Se você tiver R$ 300 mil em um ou mais CDBs emitidos pela mesma instituição financeira, por exemplo, e ela quebrar, o FGC pagará apenas R$ 250 mil e os outros R$ 50 mil serão perdidos.
Se o investimento estiver dentro desses limites então pode investir sem medo? Não exatamente.
Marília explica que o risco de depender do FGC em tempos de crise, como o atual, é maior. "O FGC tem 2,3% do dinheiro que ele garante em disponibilidade. Ele funciona como um seguro, então nunca tem 100% do que garante porque nunca 100% de sinistros vão acontecer, mas se mais de 2,3% quebrar, não vai ter dinheiro disponível. É um risco que o investidor corre", diz Marilia.

A analista destaca que 2,3% de garantias em momentos de crescimento da economia são mais do que suficiente, já em momentos de crise pode faltar caixa.
"Na crise do 'subprime' [dos EUA, em 2008], mais de 6% do sistema bancário quebrou e o FGC deles também quebrou. A diferença é que o FGC deles é público, o nosso é privado e controlado pelos bancos. Em situação de crise, o pequeno investidor fica muito exposto", diz.
Os analistas da XP Investimentos, Camilla Dolle, Lucas Genoso e Mirian Abe, avaliam que a última crise fez com que a maioria dos bancos adequasse melhor suas carteiras, pulverizando mais os riscos e elevando os critérios de concessão de crédito, o que reduz os riscos de inadimplência e, por consequência, de quebradeira.

Dessa forma, apesar de haver atualmente maior incerteza em relação ao setor bancário, os analistas da XP acreditam que essas aplicações oferecem segurança ao investidor que busca rentabilidade mais elevada e pode permanecer dentro dos limites de garantia do FGC.

"Sugerir ao investidor pequeno, que vai colocar R$ 10 mil, R$ 50 mil, olhar balanço é exigir demais. Por isso, o papel do FGC é tão importante. Aí o investidor compara taxa e prazo", afirma Pedro Barbirato, diretor de produtos do Modalmais.

Mas é importante ter em mente que, em caso de falência do banco, o FGC leva, em média, cerca de 90 dias para ressarcir o investidor, conforme os dados históricos. Marilia destaca que esse prazo pode aumentar se houver "fila" de bancos quebrados com a crise.

"Por este motivo, ao investir em bancos com maior risco de crédito, sugere-se não aplicar a reserva de emergência e ter disponibilidade de manter o valor aplicado até o prazo de vencimento", destacam os analistas da XP.

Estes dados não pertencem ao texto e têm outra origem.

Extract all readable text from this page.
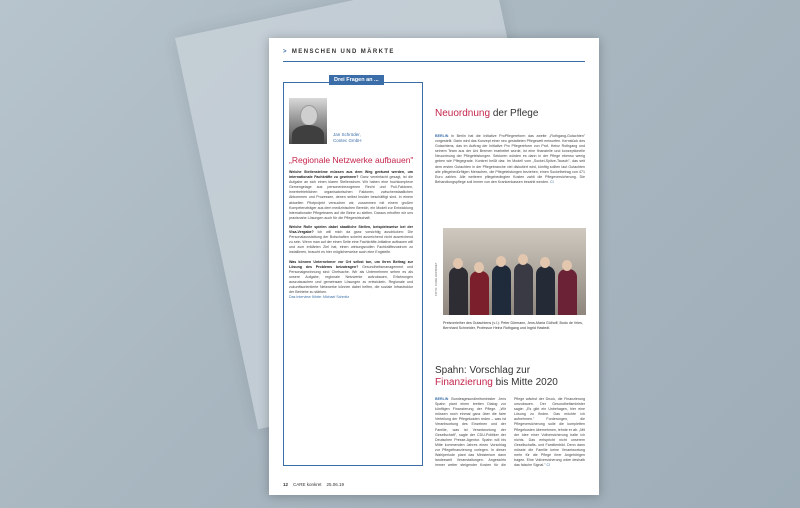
> MENSCHEN UND MÄRKTE
Drei Fragen an ...
Jan Schröder,
Contec GmbH
„Regionale Netzwerke aufbauen"
Welche Stellenströme müssen aus dem Weg geräumt werden, um internationale Fachkräfte zu gewinnen? Ganz vereinfacht gesagt, ist die Aufgabe an sich einen klaren Stellenstrom. Wir haben eine hochkomplexe Gemengelage aus personenbezogenen Recht und Pull-Faktoren, innerbetrieblichen organisatorischen Faktoren, zwischenstaatlichen Abkommen und Prozessen, denen selbst Insider beschäftigt sind. In einem aktuellen Pilotprojekt versuchen wir, zusammen mit einem großen Kompetenzträger aus dem medizinischen Bereich, ein Modell zur Entwicklung internationaler Pflegeteams auf die Beine zu stellen. Daraus erhoffen wir uns praxisnahe Lösungen auch für die Pflegewirtschaft.
Welche Rolle spielen dabei staatliche Stellen, beispielsweise bei der Visa-Vergabe? Ich will mich da ganz vorsichtig ausdrücken: Die Personalausstattung der Botschaften scheint ausreichend nicht ausreichend zu sein. Wenn man auf der einen Seite eine Fachkräfte-Initiative aufbauen will und zum erklärten Ziel hat, einen wirkungsvollen Fachkräftezustrom zu installieren, braucht es hier möglicherweise auch eine Engstelle.
Was können Unternehmer vor Ort selbst tun, um ihren Beitrag zur Lösung des Problems beizutragen? Gesundheitsmanagement und Personalgewinnung sind Chefsache. Wir als Unternehmen sehen es als unsere Aufgabe, regionale Netzwerke aufzubauen, Erfahrungen auszutauschen und gemeinsam Lösungen zu entwickeln. Regionale und zukunftsorientierte Netzwerke können dabei helfen, die soziale Infrastruktur der Betriebe zu stärken.
Das Interview führte: Michael Schmitz
Neuordnung der Pflege
BERLIN In Berlin hat die Initiative ProPflegereform das zweite „Rothgang-Gutachten" vorgestellt. Darin wird das Konzept einer neu gestalteten Pflegewelt entworfen. Kernstück des Gutachtens, das im Auftrag der Initiative Pro Pflegereform von Prof. Heinz Rothgang und seinem Team aus der Uni Bremen erarbeitet wurde, ist eine finanzielle und konzeptionelle Neuordnung der Pflegeleistungen. Sektoren würden es dann in der Pflege ebenso wenig geben wie Pflegegrade. Konkret heißt das: Im Modell vom „Sockel-Spitze-Tausch", das seit dem ersten Gutachten in der Pflegebranche viel diskutiert wird, künftig sollten laut Gutachten alle pflegebedürftigen Menschen, die Pflegeleistungen beziehen, einen Sockelbetrag von 471 Euro zahlen. Alle weiteren pflegebedingten Kosten zahlt die Pflegeversicherung. Die Behandlungspflege soll immer von den Krankenkassen bezahlt werden. CI
FOTO: CARE KONKRET
Preisverleiher des Gutachtens (v.l.): Peter Dörmann, Jens-Maria Gülhoff, Bodo de Vries, Bernhard Schneider, Professor Heinz Rothgang und Ingrid Hastedt.
Spahn: Vorschlag zur
Finanzierung bis Mitte 2020
BERLIN Bundesgesundheitsminister Jens Spahn plant einen breiten Dialog zur künftigen Finanzierung der Pflege. „Wir müssen noch einmal ganz über die faire Verteilung der Pflegekosten reden – was ist Verantwortung des Einzelnen und der Familie, was ist Verantwortung der Gesellschaft", sagte der CDU-Politiker der Deutschen Presse-Agentur. Spahn will bis Mitte kommenden Jahres einen Vorschlag zur Pflegefinanzierung vorlegen. In dieser Wahlperiode plant das Ministerium dann landesweit Veranstaltungen. Angesichts immer weiter steigender Kosten für die Pflege wächst der Druck, die Finanzierung umzubauen. Der Gesundheitsminister sagte: „Es gibt ein Unbehagen, hier eine Lösung zu finden. Das möchte ich aufnehmen." Forderungen, die Pflegeversicherung solle die kompletten Pflegekosten übernehmen, lehnte er ab. „Mit der Idee einer Vollversicherung halte ich nichts. Das entspricht nicht unserem Gesellschafts- und Familienbild. Denn dann müsste die Familie keine Verantwortung mehr für die Pflege ihrer Angehörigen tragen. Eine Vollversicherung wäre deshalb das falsche Signal." CI
12 CARE konkret 25.06.19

Para Marilia, se o dinheiro a ser investido é "pouco", ou seja, menos que os R$ 250 mil garantidos pelo FGC, é possível dividir a aplicações entre "dois ou três emissores seguros". Contudo, é preciso saber que esse dinheiro vai ficar "bloqueado" pelo prazo do vencimento do CDB. Se o banco quebrar, o FGC pode demorar a pagar e não há rentabilidade nesse período.

Já o gestor ouvido pelo Valor Investe, e que prefere não se identificar, diz que "não faz sentido correr esse risco. Você vai comprar um seguro sabendo que vai bater o carro? Melhor nem sair de casa”.

Não é tudo igual
Bancos médios não estão todos na mesma cesta, oferecendo os mesmos serviços. Assim, eles estão expostos a riscos específicos da área que atuam.

A equipe de análise de renda fixa da XP Investimentos separou os setores com os riscos médios e elevados. Confira:

Risco alto
Empréstimo Pessoal/Crédito Direto ao Consumidor/Cartão
A redução da atividade econômica em geral e o isolamento social deverão afetar gravemente o consumo e, consequentemente, a originação de empréstimos neste segmento.

Além disso, a redução de turnos e do quadro de funcionários nas empresa terá impacto sobre a renda das famílias, o que deverá levar a um aumento da inadimplência.

Financiamento de veículos
A redução da renda das famílias pode aumentar a inadimplência dos financiamentos já existentes.

Além disso, a originação de novos créditos para aquisição de veículos deve cair substancialmente, devido à menor confiança do consumidor e da adoção de critérios mais rígidos por parte dos bancos para a concessão desses créditos.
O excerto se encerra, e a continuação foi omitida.